Aaron Judge has four hits and 18 strikeouts in his last eight games.

They were just two pitches in a long season in which New York Yankees outfielder Aaron Judge might see more than 2,000 of them. But those two pitches from Oakland Athletics pitcher J.P. Sears on Monday told you why for this very weird moment in time Judge, while at full health, is broken.

With his power and patience, Judge has been paving a career path toward Cooperstown with a resolute approach: force pitchers to throw fastballs in the zone. And when they do, he devours them. Judge slugged a ridiculous .852 last year when pitchers dared throw him a heater over the plate. Only Shohei Ohtani slugged better against challenge fastballs. Judge is a career .782 slugger against those fastballs, including .807 when he is ahead of the count.

Fastballs in the zone account for only 27% of the pitches Judge has seen in his career, but 62% of his home runs.

Sears, as if sticking his head in the lion’s mouth, did not care. In the sixth inning of a scoreless game, behind Judge 2-and-1, Sears threw a challenge fastball in a fastball count. It was a 90-mph sinker over the plate on the outer third. Judge fouled it back with such a looping, late swing that it caused him to stagger off balance completely across the plate.

Undeterred, Sears came back with another fastball, this one a 92-mph four-seamer belt high on the outer third. Working under the ball again, Judge flied out to right field with a 59-degree launch angle.

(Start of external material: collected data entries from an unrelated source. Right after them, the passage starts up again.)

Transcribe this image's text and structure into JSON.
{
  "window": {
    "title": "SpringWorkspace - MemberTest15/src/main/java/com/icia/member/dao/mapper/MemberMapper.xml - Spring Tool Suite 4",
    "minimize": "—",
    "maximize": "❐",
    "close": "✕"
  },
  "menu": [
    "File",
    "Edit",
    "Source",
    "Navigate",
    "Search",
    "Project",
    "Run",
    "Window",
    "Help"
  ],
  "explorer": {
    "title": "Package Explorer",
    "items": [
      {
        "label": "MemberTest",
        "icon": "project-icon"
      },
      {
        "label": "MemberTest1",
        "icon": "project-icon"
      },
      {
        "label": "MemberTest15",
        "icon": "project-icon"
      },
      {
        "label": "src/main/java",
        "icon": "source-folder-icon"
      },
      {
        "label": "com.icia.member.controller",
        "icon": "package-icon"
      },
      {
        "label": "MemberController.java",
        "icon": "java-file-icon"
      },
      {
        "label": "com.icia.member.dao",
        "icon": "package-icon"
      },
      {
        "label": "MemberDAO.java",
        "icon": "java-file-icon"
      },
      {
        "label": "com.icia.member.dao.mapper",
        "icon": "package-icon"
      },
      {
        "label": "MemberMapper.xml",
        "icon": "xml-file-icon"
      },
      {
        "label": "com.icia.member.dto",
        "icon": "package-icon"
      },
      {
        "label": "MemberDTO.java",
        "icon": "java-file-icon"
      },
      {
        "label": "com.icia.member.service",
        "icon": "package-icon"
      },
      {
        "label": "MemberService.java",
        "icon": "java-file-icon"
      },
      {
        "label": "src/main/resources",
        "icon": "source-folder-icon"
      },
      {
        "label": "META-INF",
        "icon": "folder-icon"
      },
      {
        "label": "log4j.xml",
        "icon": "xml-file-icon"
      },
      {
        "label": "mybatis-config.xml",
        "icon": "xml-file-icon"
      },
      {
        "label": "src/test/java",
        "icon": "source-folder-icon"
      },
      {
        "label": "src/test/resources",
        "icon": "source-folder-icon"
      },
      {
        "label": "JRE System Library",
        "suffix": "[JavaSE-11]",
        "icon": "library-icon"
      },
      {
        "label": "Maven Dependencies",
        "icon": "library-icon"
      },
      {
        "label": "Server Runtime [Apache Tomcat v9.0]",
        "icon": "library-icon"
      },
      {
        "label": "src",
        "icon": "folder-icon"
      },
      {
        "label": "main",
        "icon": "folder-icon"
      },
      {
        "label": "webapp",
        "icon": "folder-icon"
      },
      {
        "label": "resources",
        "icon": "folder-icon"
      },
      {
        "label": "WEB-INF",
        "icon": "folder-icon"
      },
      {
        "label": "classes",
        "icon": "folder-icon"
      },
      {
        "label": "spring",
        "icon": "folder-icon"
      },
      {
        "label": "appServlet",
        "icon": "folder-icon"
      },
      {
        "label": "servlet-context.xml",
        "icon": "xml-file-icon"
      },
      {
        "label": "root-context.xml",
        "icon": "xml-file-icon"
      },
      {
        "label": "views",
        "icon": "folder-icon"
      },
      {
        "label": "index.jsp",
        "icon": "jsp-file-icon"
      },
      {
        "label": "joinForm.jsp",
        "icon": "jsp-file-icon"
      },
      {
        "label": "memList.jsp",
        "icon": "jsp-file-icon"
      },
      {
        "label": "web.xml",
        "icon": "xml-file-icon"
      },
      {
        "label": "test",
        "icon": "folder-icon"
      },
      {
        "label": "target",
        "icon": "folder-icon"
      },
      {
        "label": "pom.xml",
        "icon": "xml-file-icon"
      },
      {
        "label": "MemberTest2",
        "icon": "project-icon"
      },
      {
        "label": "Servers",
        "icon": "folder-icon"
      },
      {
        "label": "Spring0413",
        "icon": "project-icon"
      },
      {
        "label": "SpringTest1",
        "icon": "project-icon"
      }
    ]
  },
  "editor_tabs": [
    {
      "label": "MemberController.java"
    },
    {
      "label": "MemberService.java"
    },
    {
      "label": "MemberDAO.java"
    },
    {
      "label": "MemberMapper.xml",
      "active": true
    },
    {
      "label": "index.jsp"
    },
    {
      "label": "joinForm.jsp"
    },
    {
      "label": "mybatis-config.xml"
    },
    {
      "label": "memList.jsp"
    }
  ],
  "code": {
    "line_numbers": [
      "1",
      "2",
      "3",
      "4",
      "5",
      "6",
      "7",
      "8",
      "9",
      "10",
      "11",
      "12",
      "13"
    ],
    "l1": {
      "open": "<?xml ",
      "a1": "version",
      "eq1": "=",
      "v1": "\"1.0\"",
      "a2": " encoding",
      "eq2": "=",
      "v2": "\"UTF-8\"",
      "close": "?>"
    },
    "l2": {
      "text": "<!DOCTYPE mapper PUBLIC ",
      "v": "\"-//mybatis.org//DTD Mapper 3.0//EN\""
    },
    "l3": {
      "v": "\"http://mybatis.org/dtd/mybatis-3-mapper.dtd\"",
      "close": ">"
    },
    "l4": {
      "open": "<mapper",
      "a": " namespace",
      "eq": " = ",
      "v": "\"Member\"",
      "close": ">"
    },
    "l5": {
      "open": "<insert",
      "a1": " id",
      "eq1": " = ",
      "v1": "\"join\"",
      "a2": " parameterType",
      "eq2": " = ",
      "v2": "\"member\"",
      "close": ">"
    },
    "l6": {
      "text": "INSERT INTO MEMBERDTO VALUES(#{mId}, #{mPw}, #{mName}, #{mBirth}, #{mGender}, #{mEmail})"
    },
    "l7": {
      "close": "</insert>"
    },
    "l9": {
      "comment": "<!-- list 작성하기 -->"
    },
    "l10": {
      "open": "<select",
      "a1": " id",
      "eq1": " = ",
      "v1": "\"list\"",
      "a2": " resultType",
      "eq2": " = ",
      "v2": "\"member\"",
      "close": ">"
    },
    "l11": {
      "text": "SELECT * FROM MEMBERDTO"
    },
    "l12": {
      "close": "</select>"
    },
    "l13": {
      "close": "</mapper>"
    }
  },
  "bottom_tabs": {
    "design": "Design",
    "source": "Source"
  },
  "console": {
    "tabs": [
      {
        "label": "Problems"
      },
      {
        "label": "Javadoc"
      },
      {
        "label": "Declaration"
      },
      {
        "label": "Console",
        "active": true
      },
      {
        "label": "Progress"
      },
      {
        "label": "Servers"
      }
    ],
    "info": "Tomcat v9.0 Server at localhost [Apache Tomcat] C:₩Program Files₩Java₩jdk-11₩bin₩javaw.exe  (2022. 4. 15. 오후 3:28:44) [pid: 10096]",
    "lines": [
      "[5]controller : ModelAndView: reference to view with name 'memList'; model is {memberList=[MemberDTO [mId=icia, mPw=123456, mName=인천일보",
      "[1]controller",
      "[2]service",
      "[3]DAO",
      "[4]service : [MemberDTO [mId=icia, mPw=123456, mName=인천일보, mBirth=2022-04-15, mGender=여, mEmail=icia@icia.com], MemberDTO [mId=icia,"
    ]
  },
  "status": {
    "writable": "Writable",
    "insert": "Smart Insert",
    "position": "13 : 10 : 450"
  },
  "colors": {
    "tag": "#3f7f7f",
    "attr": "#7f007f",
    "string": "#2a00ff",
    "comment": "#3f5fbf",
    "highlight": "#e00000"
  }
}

Those two pitches are the CliffsNotes to Judge’s slump. He is getting beat by fastballs in the zone, especially on the outer third. His timing is off. He is popping up the ball more than ever before.

New York’s 2–0 loss Monday was another brick in the wall Judge is up against this month. He saw seven fastballs in the zone and did nothing with them: four whiffs, two fouls and the flyball to right field. (To be fair, two of the whiffs were against closer Mason Miller’s electric 102-mph fastballs.) His batting average is down to .174, his slugging to .337.

What’s wrong? Nothing tells the story of his slump like this:




Ever since he tore a ligament in his right big toe at Dodger Stadium last midseason, Judge has hit .215 over 80 games—a virtual half season. I don’t see a connection, however, to the injury. His swing and health appear fine. If anything, his timing could be off from missing about two weeks with an abdominal injury in spring training. Judge is getting pitches to hit. He is just not on time.

Two trends stand out with his trouble with timing. One, Judge is popping up the ball more often. For a flyball hitter, Judge normally hits very few pop-ups. In 23 games this year, Judge already has hit more pop-ups than he did in the 2019 or 2020 seasons.




Two, Judge is not covering the outer third of the plate. Those classic Judge rockets to the opposite field off fastballs? Gone missing. He has just two opposite field hits off fastballs. Three years ago, before he became more of a pull hitter, he had 35.

If you split the strike zone into three equidistant lanes—inside, middle and away—Judge is especially vulnerable to the outside lane: zero hits against 42 fastballs on the outer third this year.

I did notice that at times this season (but not always), Judge has moved a few inches farther from the plate, as you can see here by the position of his left heel in relation to the outside line of the batter’s box.

Side-by-side comparison of Aaron Judge’s stance in 2023 and 2024



The difference, however, does not appear to be very significant. If I’m the Yankees, I’m not worried. It appears Judge is riding through a timing issue, not a mechanical or health issue. That’s the good news. It’s simply a matter of piling up more reps.

You’ll know Judge is back and ready to catch fire when he takes one of those fastballs Sears threw to him at 2-and-1 and 2-and-2 and rifles a line drive to right field without his bat getting too far under the ball. That is the default swing that gets Judge back on time. And once that happens, then he can return to catching more pitches out front with power to the pull side, as he has done more of since 2022.